4. No redundancy: Decomposition is used to eliminate some of the problems of bad
design like anomalies, inconsistencies, and redundancy. If the relation has no proper
decomposition, then it may lead to problems like loss of information.
5. Lossless join property: It is the ability to ensure that any instance of the original
relation can be identified from corresponding instances in the smaller relations.
Cont’d
We must carefully consider the problems associated with NULLs when designing a
relational database schema. There is no fully satisfactory relational design theory as
yet that includes NULL values.
A tuple that does not participate in a natural join is called a dangling tuple.
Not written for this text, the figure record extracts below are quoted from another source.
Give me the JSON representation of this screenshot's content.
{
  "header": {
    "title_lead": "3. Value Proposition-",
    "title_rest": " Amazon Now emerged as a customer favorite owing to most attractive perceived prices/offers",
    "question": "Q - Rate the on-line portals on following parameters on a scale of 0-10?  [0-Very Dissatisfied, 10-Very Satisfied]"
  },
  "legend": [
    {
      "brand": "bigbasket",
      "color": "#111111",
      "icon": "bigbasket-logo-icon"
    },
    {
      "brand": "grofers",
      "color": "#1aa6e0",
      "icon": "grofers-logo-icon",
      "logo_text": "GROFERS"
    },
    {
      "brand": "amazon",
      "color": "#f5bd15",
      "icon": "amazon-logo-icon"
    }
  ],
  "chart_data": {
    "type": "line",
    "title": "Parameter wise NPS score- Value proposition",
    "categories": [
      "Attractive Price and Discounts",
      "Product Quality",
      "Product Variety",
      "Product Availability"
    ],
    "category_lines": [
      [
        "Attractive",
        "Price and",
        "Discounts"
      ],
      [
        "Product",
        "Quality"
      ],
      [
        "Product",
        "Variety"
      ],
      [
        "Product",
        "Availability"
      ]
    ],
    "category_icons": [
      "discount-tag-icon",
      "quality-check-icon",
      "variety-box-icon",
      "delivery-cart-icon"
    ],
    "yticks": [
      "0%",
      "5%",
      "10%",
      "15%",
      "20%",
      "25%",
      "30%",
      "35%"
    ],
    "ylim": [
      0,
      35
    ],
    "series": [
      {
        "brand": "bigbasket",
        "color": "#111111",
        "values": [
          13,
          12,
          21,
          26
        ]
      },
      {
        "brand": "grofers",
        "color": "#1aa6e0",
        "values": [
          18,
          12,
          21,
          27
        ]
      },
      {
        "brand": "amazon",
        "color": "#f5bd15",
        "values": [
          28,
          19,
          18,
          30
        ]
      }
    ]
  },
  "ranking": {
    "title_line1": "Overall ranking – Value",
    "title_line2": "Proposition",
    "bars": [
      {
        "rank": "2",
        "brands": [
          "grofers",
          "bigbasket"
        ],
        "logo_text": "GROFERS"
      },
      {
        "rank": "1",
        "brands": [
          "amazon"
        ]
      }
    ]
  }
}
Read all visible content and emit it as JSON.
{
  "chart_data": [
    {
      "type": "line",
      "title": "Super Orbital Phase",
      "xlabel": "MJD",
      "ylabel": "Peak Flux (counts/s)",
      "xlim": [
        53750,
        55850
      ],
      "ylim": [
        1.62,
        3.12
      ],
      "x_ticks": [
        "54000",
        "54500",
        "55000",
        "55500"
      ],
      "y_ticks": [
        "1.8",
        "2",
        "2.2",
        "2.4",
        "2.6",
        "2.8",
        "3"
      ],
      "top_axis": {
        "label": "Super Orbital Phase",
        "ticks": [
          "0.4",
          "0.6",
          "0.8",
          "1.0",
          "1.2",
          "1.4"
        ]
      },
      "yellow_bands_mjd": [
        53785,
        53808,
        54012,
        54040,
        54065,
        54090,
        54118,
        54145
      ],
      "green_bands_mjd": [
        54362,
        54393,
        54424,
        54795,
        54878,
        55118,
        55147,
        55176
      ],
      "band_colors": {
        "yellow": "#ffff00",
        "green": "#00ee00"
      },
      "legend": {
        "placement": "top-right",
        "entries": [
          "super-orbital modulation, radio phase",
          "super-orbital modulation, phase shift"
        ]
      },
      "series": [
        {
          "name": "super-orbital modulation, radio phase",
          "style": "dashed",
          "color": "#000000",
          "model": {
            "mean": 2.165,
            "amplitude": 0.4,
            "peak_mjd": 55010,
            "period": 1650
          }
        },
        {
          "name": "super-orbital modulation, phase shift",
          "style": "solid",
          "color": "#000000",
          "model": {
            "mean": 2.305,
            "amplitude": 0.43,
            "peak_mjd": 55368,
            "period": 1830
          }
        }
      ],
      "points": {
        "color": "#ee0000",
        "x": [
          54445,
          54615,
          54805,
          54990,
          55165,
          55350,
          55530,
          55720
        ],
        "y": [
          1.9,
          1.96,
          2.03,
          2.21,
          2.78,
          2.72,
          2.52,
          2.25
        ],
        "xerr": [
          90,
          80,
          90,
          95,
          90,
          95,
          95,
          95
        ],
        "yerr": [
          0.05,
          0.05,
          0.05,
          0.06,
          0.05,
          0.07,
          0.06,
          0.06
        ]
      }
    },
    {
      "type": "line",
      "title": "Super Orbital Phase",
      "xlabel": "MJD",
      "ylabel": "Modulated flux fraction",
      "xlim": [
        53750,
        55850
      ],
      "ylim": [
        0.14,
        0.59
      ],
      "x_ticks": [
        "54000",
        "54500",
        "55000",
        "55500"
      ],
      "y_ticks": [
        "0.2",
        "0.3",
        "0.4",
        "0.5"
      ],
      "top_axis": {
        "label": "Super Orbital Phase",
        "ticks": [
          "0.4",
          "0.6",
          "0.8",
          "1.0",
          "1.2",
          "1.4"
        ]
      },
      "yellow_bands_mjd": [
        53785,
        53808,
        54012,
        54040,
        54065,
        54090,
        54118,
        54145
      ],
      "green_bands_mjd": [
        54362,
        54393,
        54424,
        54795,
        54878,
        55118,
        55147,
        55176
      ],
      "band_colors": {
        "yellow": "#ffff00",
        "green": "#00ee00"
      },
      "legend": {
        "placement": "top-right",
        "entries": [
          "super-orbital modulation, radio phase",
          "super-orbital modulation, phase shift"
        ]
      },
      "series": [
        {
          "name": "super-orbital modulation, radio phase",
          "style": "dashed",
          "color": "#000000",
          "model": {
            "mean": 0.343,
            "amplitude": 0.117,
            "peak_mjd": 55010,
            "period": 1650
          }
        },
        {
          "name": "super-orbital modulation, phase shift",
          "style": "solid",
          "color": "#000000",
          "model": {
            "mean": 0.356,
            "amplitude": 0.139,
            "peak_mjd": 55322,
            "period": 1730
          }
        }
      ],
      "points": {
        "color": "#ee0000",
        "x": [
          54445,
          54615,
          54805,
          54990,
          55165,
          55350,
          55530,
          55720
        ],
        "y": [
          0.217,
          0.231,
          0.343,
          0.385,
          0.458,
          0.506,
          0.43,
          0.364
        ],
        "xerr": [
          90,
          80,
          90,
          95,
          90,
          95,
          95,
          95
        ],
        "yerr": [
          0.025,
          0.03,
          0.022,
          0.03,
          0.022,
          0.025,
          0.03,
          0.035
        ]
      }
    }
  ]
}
Dangling tuples may indicate a consistency problem in the database.
Example
R (A,B,C,D,E)
FD: {A → B, B → C, C → D, D → A}
Check if these two decompositions preserve FD. R1(A,B,C) and R2(C,D,E) First, find the FD set
for R1
A+ = ABCD (A →BC) Since D IS NOT IN R1 we eliminate D from FD1
B+ = BCDA (B →CA)
C+ = CDAB (C →AB)
AB+ = ABCD (AB →C)
BC+ = BCDA (BC →A) These two are already in the above 3 closure above so FD1 will be
{A →BC, B →CA, C →AB}
Following same process for R2 we get FD2 {C → D, D → C}
Example
Then FD1 U FD2 should be equivalent to FD
i.e FD {A → B, B → C, C → D, D → A} should be a member of
FD1 U FD2 {A →BC, B →CA, C →AB, C → D, D → C}
Therefore, check each FD exist in FD1 U FD2, All the first 3FD exist in the union relation. but what
about the fourth? It does not seem to exist directly so we will check if it exists indirectly by finding
out the determinant D closure
D+ = DCAB since A is a member in closure set of D then we can say D → A is member of FD1 U
FD2 {A →BC, B →CA, C →AB, C → D, D → C}
We can conclude that the decomposed relation preserve dependency.